Proposal Slammed as Counterproductive, Promoting Segregation

However, this proposal failed to strike a pleasant note with either politicians or fellow Muslim organisations.

Liberal MP Abid Raja, former vice president of the Norwegian parliament and the first Norwegian with a minority background to be nominated at the top of the ballot list in elections, is firmly against.

“In Norway, we cannot have one child welfare service for Christian children, another one for Jewish ones, and one more for the Muslim”, Raja told national broadcaster NRK, stressing that public services cannot be divided by ethnicity or religious origin.

Nor did the proposal suit the Muslim Dialogue Network, whose founder Arshad Jamil warned of further segregation.

“This proposal will enforce the stereotype against Muslims and promote segregation”, he said, calling to work together to solve challenges.

Some went so far as to accuse the council of attempting to spread Islamism.

“This is Islamism in practice, where Islam with sharia are placed above Norwegian law”, Dana Manouchehri, Secretary General of NGO Equality, Integration, Diversity (LIM) wrote in an opinion piece in Nettavisen.

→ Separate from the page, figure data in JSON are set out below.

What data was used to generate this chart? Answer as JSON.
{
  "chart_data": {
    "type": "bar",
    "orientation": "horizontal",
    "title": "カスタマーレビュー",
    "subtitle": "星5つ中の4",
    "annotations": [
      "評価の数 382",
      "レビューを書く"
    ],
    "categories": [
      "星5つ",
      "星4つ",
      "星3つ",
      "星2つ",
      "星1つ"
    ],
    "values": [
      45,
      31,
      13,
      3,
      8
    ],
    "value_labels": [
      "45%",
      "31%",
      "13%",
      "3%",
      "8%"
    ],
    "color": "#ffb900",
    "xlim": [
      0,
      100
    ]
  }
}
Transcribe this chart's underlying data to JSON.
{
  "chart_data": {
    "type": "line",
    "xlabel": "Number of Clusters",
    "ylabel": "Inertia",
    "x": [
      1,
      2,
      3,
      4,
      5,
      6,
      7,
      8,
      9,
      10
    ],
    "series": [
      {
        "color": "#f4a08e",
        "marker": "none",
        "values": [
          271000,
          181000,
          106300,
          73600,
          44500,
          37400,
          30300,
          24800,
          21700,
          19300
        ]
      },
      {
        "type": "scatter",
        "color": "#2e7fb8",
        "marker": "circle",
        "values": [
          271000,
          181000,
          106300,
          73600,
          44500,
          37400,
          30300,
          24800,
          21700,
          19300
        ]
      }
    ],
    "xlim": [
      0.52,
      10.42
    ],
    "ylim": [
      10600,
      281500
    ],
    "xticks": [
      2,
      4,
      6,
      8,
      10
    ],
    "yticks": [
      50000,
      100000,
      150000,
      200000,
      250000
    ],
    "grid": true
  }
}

Manouchehri accused the Islamic Council of working systematically to “create an us and them society” and stressed that religion has no place in either public services or secular society.

Children and Family Minister Kjell Ingolf Ropstad of the Christian Democratic Party said that the proposal to create separate Muslim institutions was “irrelevant”.

Norwegian Child Welfare as Source of International Controversy

The Norwegian Child Welfare Service (Barnevernet, literally “Child protection”) is a government body meant to protect children from abuse and ensure their well-being. Roughly 3 percent of all children in Norway receive some form of assistance, which in worst cases includes being placed in a foster family or institution following a care order.

According to its own data, Barnevernet disproportionally targets immigrant children (4.9 percent compared to 2.2 percent of ethnic Norwegian children).

On the international arena, it has spurred widespread criticism, from among others, Poland, Romania, India, and Russia, to name a few, for taking away children in a manner perceived as arbitrary and slammed as kidnapping.

The percentage of Muslims has grown exponentially over the past few decades and is now estimated to constitute 5.7 percent of the country's population of 5.2 million, surpassing 10 percent and higher in some municipalities.